- Theatrical release poster
- Directed by: Philip Ford
- Screenplay by: Milton Raison
- Produced by: Donald H. Brown
- Starring: William Henry Linda Stirling Virginia Christine
- Cinematography: Alfred S. Keller
- Edited by: Richard L. Van Enger
- Music by: Mort Glickman
- Production company: Republic Pictures
- Distributed by: Republic Pictures
- Release date: September 3, 1946 (United States);
- Running time: 56 minutes
- Country: United States
- Language: English

= The Mysterious Mr. Valentine =

1946 film

The Mysterious Mr. Valentine is a 1946 American film noir crime film directed by Philip Ford starring William Henry, Linda Stirling and Virginia Christine.

==Plot==
A young girl gets a flat tire, and ends up with her car being stolen. Later, her car is involved in an accident which results in a man's death. The gangsters who stole the car plant the body in her car to make it look like she was at fault.

==Cast==
- William Henry as Steve Morgan
- Linda Stirling as Janet Spencer
- Virginia Christine as Lola Carson
- Thomas E. Jackson as Police Lt.
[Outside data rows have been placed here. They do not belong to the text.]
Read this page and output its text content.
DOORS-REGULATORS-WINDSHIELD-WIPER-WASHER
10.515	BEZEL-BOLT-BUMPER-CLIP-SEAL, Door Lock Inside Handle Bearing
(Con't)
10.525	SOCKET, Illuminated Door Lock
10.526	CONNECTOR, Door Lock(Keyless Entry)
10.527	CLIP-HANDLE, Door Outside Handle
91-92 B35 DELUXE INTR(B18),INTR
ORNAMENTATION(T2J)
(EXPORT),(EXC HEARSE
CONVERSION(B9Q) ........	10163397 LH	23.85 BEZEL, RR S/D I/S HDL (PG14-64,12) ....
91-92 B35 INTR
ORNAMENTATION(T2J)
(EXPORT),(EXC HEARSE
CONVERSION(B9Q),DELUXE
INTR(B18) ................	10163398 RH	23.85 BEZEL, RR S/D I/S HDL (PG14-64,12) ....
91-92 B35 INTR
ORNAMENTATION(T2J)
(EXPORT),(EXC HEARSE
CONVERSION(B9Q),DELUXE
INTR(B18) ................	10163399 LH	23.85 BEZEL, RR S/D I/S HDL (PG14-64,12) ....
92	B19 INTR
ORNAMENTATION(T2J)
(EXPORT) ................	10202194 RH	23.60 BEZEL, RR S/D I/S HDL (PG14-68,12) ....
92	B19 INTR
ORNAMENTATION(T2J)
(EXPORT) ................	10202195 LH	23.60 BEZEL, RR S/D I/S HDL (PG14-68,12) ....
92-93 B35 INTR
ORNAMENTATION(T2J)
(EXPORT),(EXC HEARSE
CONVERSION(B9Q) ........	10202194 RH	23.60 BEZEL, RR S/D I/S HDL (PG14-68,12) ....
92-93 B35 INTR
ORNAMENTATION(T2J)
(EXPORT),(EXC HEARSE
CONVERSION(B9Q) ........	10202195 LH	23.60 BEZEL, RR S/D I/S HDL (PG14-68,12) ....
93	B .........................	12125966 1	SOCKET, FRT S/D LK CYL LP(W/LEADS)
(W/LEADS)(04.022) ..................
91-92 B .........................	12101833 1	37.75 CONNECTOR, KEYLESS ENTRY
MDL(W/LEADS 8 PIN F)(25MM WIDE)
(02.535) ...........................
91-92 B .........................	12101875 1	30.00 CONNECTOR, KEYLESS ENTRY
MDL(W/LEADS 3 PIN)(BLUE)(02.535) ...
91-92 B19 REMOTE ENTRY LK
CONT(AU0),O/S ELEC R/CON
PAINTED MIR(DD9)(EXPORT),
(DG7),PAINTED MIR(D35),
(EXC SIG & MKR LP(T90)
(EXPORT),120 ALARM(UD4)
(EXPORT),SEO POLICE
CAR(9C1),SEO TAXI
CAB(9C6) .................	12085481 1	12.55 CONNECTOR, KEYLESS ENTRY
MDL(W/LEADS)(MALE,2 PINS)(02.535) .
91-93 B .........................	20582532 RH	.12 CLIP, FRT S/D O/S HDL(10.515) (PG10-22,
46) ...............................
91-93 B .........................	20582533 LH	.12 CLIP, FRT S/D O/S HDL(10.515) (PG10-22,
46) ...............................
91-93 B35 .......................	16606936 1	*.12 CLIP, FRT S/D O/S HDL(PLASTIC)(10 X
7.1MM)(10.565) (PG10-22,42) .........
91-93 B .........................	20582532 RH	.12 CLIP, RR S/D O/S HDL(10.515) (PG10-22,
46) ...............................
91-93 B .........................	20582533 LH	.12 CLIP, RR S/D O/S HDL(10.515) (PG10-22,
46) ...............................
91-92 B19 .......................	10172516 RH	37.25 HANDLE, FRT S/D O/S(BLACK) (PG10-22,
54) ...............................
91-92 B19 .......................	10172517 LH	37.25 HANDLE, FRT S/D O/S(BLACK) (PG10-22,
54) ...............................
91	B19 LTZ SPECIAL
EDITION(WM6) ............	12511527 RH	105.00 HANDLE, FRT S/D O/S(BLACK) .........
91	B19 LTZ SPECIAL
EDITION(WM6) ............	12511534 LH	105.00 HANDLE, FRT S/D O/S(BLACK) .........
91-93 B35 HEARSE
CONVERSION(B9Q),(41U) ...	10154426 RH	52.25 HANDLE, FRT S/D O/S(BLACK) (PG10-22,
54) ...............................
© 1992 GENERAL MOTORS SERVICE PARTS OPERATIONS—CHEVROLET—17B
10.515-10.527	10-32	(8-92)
Milo Jones (credited as Thomas Jackson)
- Barbara Woodell as Rita Armstrong
- Kenne Duncan as Sam Priestly (credited as Ken Duncan)
- Virginia Brissac as Martha, the Housekeeper
- Lyle Latell as Peter Musso, Henchman
- Ernie Adams as Frank Gary, Henchman
- Tristram Coffin as John Armstrong
- Arthur Space as County Coroner
- Robert Bice as Doctor

==Critical reception==
Film critic Hal Erickson wrote that the film was "a neat-and-tidy thriller from the Republic B-picture mills."